Our study also has potential limitations. First, the test performance characteristics of solid-phase bead technology were based on the findings from a single-center study, and point estimates for clinical outcomes and costs were based on local Australian data. As a result, we may have overestimated or underestimated the true benefits and costs experienced by our patients. Although the estimates of graft survival, patient survival, and costs used in the modeling may differ between countries and regions, our sensitivity analyses demonstrated that the benefits and costs savings achieved are plausible over a wide range of input values suggesting our findings are generalizable to other health care systems outside of Australia. Also, given the potential for interlaboratory and intra- and interassay variation in the MFI levels, our findings must be interpreted in accordance with the individual centers’ practices. Second, the lack of sufficient outcomes data among recipients with high levels of preformed DSAs and those of high immunological risk may have precluded comprehensive analyses of the benefits and costs of the combined bead-based assay and CDC screening strategy. Third, uncertainties in the point estimates of our analyses may exist because we have not considered the clinical significance of the differential class effects of pretransplant DSA and HLA loci beyond HLA-A, -B, and -DR (such as broad antigen mismatches to HLA-Cw, -DQ, and -DP) and graft outcomes. In this study, we assumed that the consequential events that followed after detection of pretransplant DSA are similar between living and deceased kidney transplantations. As such, we have not taken into consideration the potential variations in clinical practice between living and deceased donation. The presence of moderate to high level preformed DSAs may exclude deceased donation within the allocation algorithm, but it may allow sufficient time and effort for intervention, such as desensitization strategies in living donation. Lastly, our analysis only considered the costs of a single screening test before transplantation, whereas in reality, transplant candidates may receive more frequent screening to determine peak and current antibodies.

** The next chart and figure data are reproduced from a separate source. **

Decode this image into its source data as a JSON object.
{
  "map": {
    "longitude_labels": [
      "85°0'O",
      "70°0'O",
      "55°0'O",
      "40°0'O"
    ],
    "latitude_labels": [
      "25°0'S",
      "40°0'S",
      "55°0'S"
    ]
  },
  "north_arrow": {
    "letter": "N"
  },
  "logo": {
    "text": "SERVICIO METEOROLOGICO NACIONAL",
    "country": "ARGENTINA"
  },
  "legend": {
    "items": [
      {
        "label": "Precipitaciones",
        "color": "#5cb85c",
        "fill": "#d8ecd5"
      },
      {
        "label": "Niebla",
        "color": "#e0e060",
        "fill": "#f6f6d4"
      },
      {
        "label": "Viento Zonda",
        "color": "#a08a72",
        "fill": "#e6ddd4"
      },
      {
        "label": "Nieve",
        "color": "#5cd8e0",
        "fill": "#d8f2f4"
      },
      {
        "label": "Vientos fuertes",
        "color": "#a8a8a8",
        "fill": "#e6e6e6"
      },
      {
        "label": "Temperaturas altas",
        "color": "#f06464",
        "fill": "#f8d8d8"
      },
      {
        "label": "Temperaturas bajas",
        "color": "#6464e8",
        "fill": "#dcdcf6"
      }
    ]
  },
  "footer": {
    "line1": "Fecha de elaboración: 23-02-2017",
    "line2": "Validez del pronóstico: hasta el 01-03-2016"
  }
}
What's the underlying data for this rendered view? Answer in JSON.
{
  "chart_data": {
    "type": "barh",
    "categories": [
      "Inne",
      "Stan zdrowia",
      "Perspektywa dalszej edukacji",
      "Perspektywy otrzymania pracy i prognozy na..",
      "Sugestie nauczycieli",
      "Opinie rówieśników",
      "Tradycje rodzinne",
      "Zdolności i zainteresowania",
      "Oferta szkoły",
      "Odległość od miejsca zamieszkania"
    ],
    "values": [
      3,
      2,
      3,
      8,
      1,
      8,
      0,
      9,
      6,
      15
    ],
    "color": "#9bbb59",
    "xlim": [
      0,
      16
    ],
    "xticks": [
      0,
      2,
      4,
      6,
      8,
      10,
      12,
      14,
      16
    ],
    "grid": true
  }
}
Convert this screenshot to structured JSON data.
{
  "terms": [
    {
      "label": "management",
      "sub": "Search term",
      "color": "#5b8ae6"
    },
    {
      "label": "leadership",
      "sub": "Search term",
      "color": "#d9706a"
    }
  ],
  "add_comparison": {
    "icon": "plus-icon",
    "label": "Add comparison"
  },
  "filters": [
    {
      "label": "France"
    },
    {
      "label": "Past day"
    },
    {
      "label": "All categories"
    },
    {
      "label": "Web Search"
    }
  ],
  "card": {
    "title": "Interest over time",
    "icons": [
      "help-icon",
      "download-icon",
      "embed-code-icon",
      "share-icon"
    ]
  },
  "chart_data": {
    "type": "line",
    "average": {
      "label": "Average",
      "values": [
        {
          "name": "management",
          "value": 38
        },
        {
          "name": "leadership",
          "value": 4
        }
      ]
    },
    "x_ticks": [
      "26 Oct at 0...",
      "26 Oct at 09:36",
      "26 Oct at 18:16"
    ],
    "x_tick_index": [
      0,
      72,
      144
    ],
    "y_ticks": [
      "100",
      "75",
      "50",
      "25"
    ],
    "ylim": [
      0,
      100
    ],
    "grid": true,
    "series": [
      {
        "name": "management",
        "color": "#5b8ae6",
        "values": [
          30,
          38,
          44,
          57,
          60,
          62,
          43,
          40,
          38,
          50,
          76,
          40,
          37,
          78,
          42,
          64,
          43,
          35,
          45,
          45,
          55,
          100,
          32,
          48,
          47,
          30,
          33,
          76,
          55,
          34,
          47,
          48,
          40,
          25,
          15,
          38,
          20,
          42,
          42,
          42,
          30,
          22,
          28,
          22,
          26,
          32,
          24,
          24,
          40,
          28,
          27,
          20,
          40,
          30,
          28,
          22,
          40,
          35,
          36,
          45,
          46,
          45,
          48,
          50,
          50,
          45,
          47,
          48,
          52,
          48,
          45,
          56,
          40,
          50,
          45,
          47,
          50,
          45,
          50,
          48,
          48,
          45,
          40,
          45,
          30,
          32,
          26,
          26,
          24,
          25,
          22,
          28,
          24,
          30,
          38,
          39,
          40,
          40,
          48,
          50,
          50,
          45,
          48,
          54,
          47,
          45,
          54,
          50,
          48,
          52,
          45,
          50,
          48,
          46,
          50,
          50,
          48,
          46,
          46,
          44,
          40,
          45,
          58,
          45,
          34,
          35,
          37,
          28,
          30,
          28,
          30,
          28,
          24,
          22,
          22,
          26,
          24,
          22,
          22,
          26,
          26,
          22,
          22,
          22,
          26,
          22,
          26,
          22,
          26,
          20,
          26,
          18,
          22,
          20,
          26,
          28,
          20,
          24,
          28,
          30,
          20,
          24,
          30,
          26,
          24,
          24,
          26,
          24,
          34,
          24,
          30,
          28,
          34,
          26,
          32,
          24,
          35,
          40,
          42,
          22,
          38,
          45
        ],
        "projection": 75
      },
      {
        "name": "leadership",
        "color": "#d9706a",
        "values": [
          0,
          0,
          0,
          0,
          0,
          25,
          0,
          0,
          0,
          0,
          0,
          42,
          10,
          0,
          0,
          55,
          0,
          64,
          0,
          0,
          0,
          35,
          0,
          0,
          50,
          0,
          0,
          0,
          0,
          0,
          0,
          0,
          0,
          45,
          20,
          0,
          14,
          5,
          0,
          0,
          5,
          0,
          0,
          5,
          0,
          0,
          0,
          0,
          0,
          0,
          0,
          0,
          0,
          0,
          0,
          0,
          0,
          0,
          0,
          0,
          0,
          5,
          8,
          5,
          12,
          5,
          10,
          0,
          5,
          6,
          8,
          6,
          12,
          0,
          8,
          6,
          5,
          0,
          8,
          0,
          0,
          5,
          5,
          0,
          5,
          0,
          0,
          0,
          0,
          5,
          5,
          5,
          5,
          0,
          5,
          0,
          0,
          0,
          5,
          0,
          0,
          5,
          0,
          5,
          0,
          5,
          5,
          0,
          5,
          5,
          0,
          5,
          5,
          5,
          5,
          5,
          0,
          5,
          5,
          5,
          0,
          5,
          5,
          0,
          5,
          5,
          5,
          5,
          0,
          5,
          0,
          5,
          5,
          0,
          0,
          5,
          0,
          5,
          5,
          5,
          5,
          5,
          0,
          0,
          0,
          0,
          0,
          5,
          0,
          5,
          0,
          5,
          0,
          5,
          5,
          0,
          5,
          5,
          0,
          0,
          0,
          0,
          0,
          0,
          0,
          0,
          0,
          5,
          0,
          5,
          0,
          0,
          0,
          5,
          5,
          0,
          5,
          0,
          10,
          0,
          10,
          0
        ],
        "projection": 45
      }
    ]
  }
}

Implication for Future Research
There is a need for primary studies that determine the test accuracy of bead-based assays for the detection of preformed DSA in potential transplant candidates waiting for a kidney transplant. The correlation between peak/current DSAs and their intensity with clinical outcomes is also unclear. Few studies have shown that preformed peak sera DSA may better predict AMR than current sera DSA.2 Others have reported contradictory findings, suggesting that the current HLA DSA is a better predictor for adverse outcomes, such as graft survival.4,33 Future studies should also examine the clinical significance of detecting DSA directed at other loci, such as HLA-Cw, -DQ, and -DP. Emerging evidence from observational studies have shown differential immunogenicity among DSA directed against a variety of HLA loci,34,35 and these may have detrimental effects on both the graft and patients outcomes.
The addition of a solid phase bead-based assay to the CDC crossmatch is associated with significant gains in health benefits and is cost-saving compared to CDC crossmatch alone. Identification of preformed DSA is currently an integral part of assessment of transplant suitability. The greatest benefits and cost-savings are achieved if transplantation occurs at a threshold MFI value of 500 or less or in those without preformed DSAs. Increasing the threshold to an MFI of 2000 or less, however, may provide the best balance between improving transplant eligibility without compromising longer-term outcomes, such as rejection and graft loss attributed to pretransplant DSA.